Several girls sent stinging hexes his way.

“Don’t worry,” Terisa said, petting Dean as he lay on her lap. “She barely picked Dean up; she’s getting used to the whole changing thing.”

“That’s easy for you to say,” Dean grumbled. “It wasn’t your tail.”

“You could just turn her back into her natural form,” a third-year girl suggested. “That way, she wouldn’t have hands to pick you up.”

“I don’t fancy being trampled by a unicorn eager to see the new ponies,” Percy said, rejecting the proposal. “Just cast a sticking charm on the couch and sit her on it.”

“Good idea,” one of the older girls said and proceeded to do just that.

“I can’t wait to try this,” Hermione gushed as she took the center of the room. Not waiting for a response, she changed forms.

“Maaaaaaaaaaa!” Magah cried gleefully and lunged.

“Note to self,” Terisa said, still petting Dean, “sticking charm on couch doesn't stick cushions to couch.”

“I was right,” Hermione said. holding her hooves close to her body. “This isn’t pleasant.”

“Two things of immediate note,” Angelina Johnson said, moving forward to help. “First, don’t ever try hiding like that, a blind man could track you from a mile away.”

Hermione looked at her fluorescent orange hoof and said, “This color does scream, ‘Look at me! I’m right here!’”

“Secondly,” Angelina said, scooping up the filly, much to a frowning Magah’s disappointment, “you appear to be a unicorn.”

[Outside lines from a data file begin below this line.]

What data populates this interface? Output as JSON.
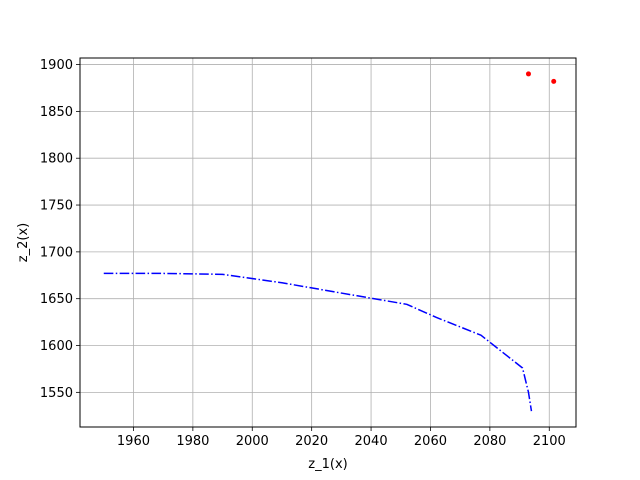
{
  "chart_data": {
    "type": "line",
    "title": "",
    "xlabel": "z_1(x)",
    "ylabel": "z_2(x)",
    "xlim": [
      1942,
      2109
    ],
    "ylim": [
      1513,
      1907
    ],
    "xticks": [
      1960,
      1980,
      2000,
      2020,
      2040,
      2060,
      2080,
      2100
    ],
    "yticks": [
      1550,
      1600,
      1650,
      1700,
      1750,
      1800,
      1850,
      1900
    ],
    "grid": true,
    "series": [
      {
        "kind": "line",
        "color": "#0000ff",
        "linestyle": "dashdot",
        "x": [
          1950,
          1970,
          1990,
          2010,
          2030,
          2052,
          2062,
          2077,
          2091,
          2093,
          2094
        ],
        "y": [
          1677,
          1677,
          1676,
          1667,
          1656,
          1644,
          1630,
          1611,
          1576,
          1550,
          1530
        ]
      },
      {
        "kind": "scatter",
        "color": "#ff0000",
        "x": [
          2093,
          2101.5
        ],
        "y": [
          1890,
          1882
        ]
      }
    ]
  }
}
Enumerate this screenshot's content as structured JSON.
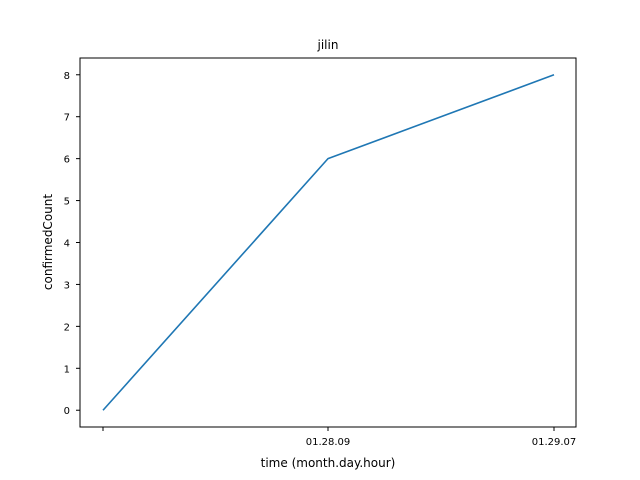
{
  "chart_data": {
    "type": "line",
    "title": "jilin",
    "xlabel": "time (month.day.hour)",
    "ylabel": "confirmedCount",
    "categories": [
      "",
      "01.28.09",
      "01.29.07"
    ],
    "series": [
      {
        "values": [
          0,
          6,
          8
        ],
        "color": "#1f77b4"
      }
    ],
    "ylim": [
      -0.4,
      8.4
    ],
    "yticks": [
      0,
      1,
      2,
      3,
      4,
      5,
      6,
      7,
      8
    ],
    "grid": false,
    "legend": "none"
  }
}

Despite it being Saturday, Amelia sat at her desk and tried to focus on paperwork. She still couldn’t believe that Judith suggested she do something like that. She had done so much to be seen as respectable, even going so far as to dye her hair grey. She simply couldn’t afford to appear as a flighty young woman. Imagine her, chasing after some man, a claimed man at that. She didn’t even know why she was still thinking about it.

A silvery light proclaimed the arrival of a patronus. The cat-shaped phantasm arrived and started talking in the voice of Hogwarts's deputy headmistress.

“Amelia, I have just received a disturbing letter from a student’s parents. Apparently, she was thinking of asking for a targeted spell but decided against it since the worry was supposed to be in London, and she suspects the wards at Hogwarts won’t let him in. And, she didn't want to give the impression that she was planning on hunting him down. Amelia, she wants a spell for dealing with, and I quote, ‘killer animated redheaded dolls possessed by serial killing psychotic spirits’. What in the name of Merlin is going on in London?”

Amelia dropped the paper she was holding and ran to her office door. An amplification charm projected her voice throughout the building. "Aurors!" she barked as she opened the door. “Gear up and assemble! We’ve got a situation!”